Simultaneous Feature Selection and Outlier Detection Using Mixed-Integer Programming Under Varying Data Structures

M. Cremona1 L. Insolia2 A. Kenney*3
  • 1

    Department of Operations and Decision Systems, Université Laval, Quebec, Canada
    [marzia.cremona@fsa.ulaval.ca]

  • 2

    Geneva School of Economics and Management, Université de Genève, Geneva, Switzerland [luca.insolia@unige.ch]

  • 3

    Department of Statistics, University of California Irvine, USA
    [anamaria.kenney@uci.eu]

Keywords: mixed-integer programming, – robust regression – feature selection – functional data analysis

Abstract

Contemporary sciences are increasingly complex, but data rich. Obtaining knowledge and insights requires appropriate tools that focus on critical methodological goals e.g., predictive performance, scalability of computation, reproducibility/stability and, importantly, interpretability and practical relevance. Redundant features in a model directly harm those goals - producing unstable estimates and overfit predictions, and hindering interpretation. Feature selection methods prevent this by favoring sparse, interpretable models – but tend to rely on simplifying assumptions often violated in practice. For instance, while large, publicly available databases provide unprecedented research opportunities, they have a high likelihood of containing noisy features, data contamination forming outliers (i.e., data entry errors or subsets with distributions shifts), and complex structured responses/features (e.g., longitudinal measurements).

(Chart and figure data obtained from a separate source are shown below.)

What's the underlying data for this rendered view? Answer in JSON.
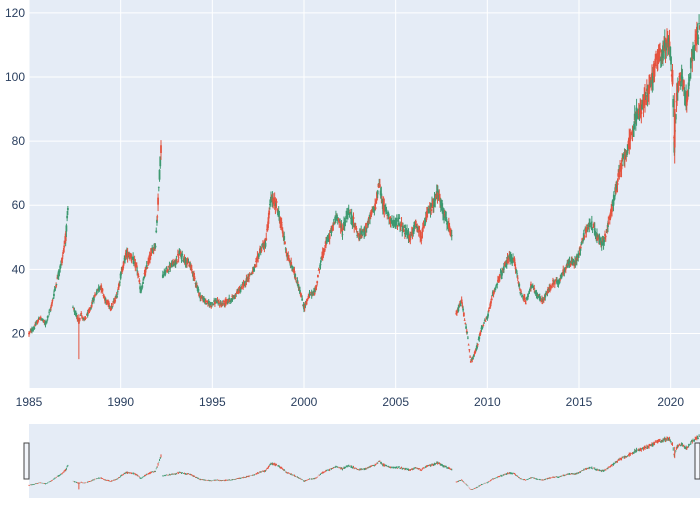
{
  "chart_data": {
    "type": "candlestick",
    "title": "",
    "xlabel": "",
    "ylabel": "",
    "x_range": [
      1985.0,
      2021.6
    ],
    "ylim": [
      3,
      124
    ],
    "x_ticks": [
      1985,
      1990,
      1995,
      2000,
      2005,
      2010,
      2015,
      2020
    ],
    "x_tick_labels": [
      "1985",
      "1990",
      "1995",
      "2000",
      "2005",
      "2010",
      "2015",
      "2020"
    ],
    "y_ticks": [
      20,
      40,
      60,
      80,
      100,
      120
    ],
    "y_tick_labels": [
      "20",
      "40",
      "60",
      "80",
      "100",
      "120"
    ],
    "grid": true,
    "legend": "none",
    "rangeslider": true,
    "colors": {
      "increasing": "#3D9970",
      "decreasing": "#E4533F",
      "plot_bg": "#E5ECF6",
      "grid": "#ffffff",
      "tick_text": "#2a3f5f"
    },
    "price_path": [
      [
        1985.0,
        20
      ],
      [
        1985.3,
        22
      ],
      [
        1985.6,
        25
      ],
      [
        1985.9,
        23
      ],
      [
        1986.2,
        28
      ],
      [
        1986.5,
        36
      ],
      [
        1986.8,
        43
      ],
      [
        1987.0,
        50
      ],
      [
        1987.15,
        60
      ],
      [
        1987.4,
        28
      ],
      [
        1987.7,
        24
      ],
      [
        1987.85,
        26
      ],
      [
        1988.0,
        24
      ],
      [
        1988.3,
        27
      ],
      [
        1988.6,
        32
      ],
      [
        1988.9,
        35
      ],
      [
        1989.2,
        30
      ],
      [
        1989.5,
        28
      ],
      [
        1989.8,
        32
      ],
      [
        1990.0,
        38
      ],
      [
        1990.3,
        45
      ],
      [
        1990.6,
        44
      ],
      [
        1990.9,
        40
      ],
      [
        1991.1,
        33
      ],
      [
        1991.3,
        38
      ],
      [
        1991.6,
        44
      ],
      [
        1991.9,
        48
      ],
      [
        1992.0,
        57
      ],
      [
        1992.2,
        78
      ],
      [
        1992.3,
        38
      ],
      [
        1992.7,
        41
      ],
      [
        1993.0,
        42
      ],
      [
        1993.2,
        45
      ],
      [
        1993.5,
        43
      ],
      [
        1993.8,
        41
      ],
      [
        1994.0,
        38
      ],
      [
        1994.3,
        32
      ],
      [
        1994.6,
        30
      ],
      [
        1994.9,
        29
      ],
      [
        1995.2,
        30
      ],
      [
        1995.5,
        29
      ],
      [
        1995.8,
        30
      ],
      [
        1996.1,
        31
      ],
      [
        1996.4,
        33
      ],
      [
        1996.7,
        35
      ],
      [
        1997.0,
        38
      ],
      [
        1997.3,
        40
      ],
      [
        1997.6,
        46
      ],
      [
        1997.9,
        48
      ],
      [
        1998.2,
        62
      ],
      [
        1998.5,
        60
      ],
      [
        1998.8,
        53
      ],
      [
        1999.1,
        44
      ],
      [
        1999.4,
        40
      ],
      [
        1999.7,
        35
      ],
      [
        2000.0,
        28
      ],
      [
        2000.3,
        32
      ],
      [
        2000.6,
        33
      ],
      [
        2000.9,
        42
      ],
      [
        2001.2,
        48
      ],
      [
        2001.5,
        52
      ],
      [
        2001.8,
        57
      ],
      [
        2002.1,
        52
      ],
      [
        2002.4,
        58
      ],
      [
        2002.7,
        55
      ],
      [
        2003.0,
        50
      ],
      [
        2003.3,
        52
      ],
      [
        2003.6,
        56
      ],
      [
        2003.9,
        60
      ],
      [
        2004.1,
        67
      ],
      [
        2004.3,
        60
      ],
      [
        2004.6,
        57
      ],
      [
        2004.9,
        54
      ],
      [
        2005.2,
        55
      ],
      [
        2005.5,
        52
      ],
      [
        2005.8,
        50
      ],
      [
        2006.1,
        54
      ],
      [
        2006.4,
        50
      ],
      [
        2006.7,
        57
      ],
      [
        2007.0,
        60
      ],
      [
        2007.3,
        64
      ],
      [
        2007.6,
        58
      ],
      [
        2007.9,
        53
      ],
      [
        2008.1,
        49
      ],
      [
        2008.3,
        26
      ],
      [
        2008.6,
        30
      ],
      [
        2008.9,
        20
      ],
      [
        2009.1,
        11
      ],
      [
        2009.4,
        15
      ],
      [
        2009.7,
        22
      ],
      [
        2010.0,
        25
      ],
      [
        2010.3,
        32
      ],
      [
        2010.6,
        37
      ],
      [
        2010.9,
        40
      ],
      [
        2011.2,
        44
      ],
      [
        2011.5,
        42
      ],
      [
        2011.8,
        33
      ],
      [
        2012.1,
        30
      ],
      [
        2012.4,
        35
      ],
      [
        2012.7,
        32
      ],
      [
        2013.0,
        30
      ],
      [
        2013.3,
        33
      ],
      [
        2013.6,
        36
      ],
      [
        2013.9,
        36
      ],
      [
        2014.2,
        40
      ],
      [
        2014.5,
        42
      ],
      [
        2014.8,
        42
      ],
      [
        2015.1,
        47
      ],
      [
        2015.4,
        53
      ],
      [
        2015.7,
        54
      ],
      [
        2016.0,
        50
      ],
      [
        2016.3,
        48
      ],
      [
        2016.6,
        54
      ],
      [
        2016.9,
        62
      ],
      [
        2017.2,
        70
      ],
      [
        2017.5,
        76
      ],
      [
        2017.8,
        80
      ],
      [
        2018.1,
        88
      ],
      [
        2018.4,
        90
      ],
      [
        2018.7,
        95
      ],
      [
        2019.0,
        100
      ],
      [
        2019.3,
        106
      ],
      [
        2019.6,
        108
      ],
      [
        2019.9,
        112
      ],
      [
        2020.1,
        100
      ],
      [
        2020.2,
        78
      ],
      [
        2020.35,
        96
      ],
      [
        2020.6,
        100
      ],
      [
        2020.9,
        92
      ],
      [
        2021.1,
        104
      ],
      [
        2021.35,
        112
      ],
      [
        2021.6,
        115
      ]
    ]
  }
}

Mixed Integer Programming (MIP)-based approaches have been established as a competitive alternative to popular methods for exact best subset selection. The MIP framework for best subset selection allows direct control of the L0 norm of coefficient estimates vector (i.e., the size of the active set of features). We demonstrate this flexible framework is similarly effective for outlier detection and allows this to operate simultaneously with feature selection. As a result, we can produce more interpretable solutions, and stronger theoretical guarantees under weaker/fewer assumptions. Furthermore, we present multiple extensions to allow for various data structures. For instance, a careful reformulation as a mixed-integer conic program allows for categorical responses. Moreover, in scenarios with features or responses with dependent structures (e.g., longitudinal measurements), we utilize a novel combination of tools from Functional Data Analysis (FDA) as well as the unique integer constraints to account for these dependencies and enforce key group structures in selection. Overall, our proposed framework can be tailored toward problem settings allowing practitioners to control, possibly simultaneously, the feature sparsity level, outlier treatment, and level of smoothness used in their analysis.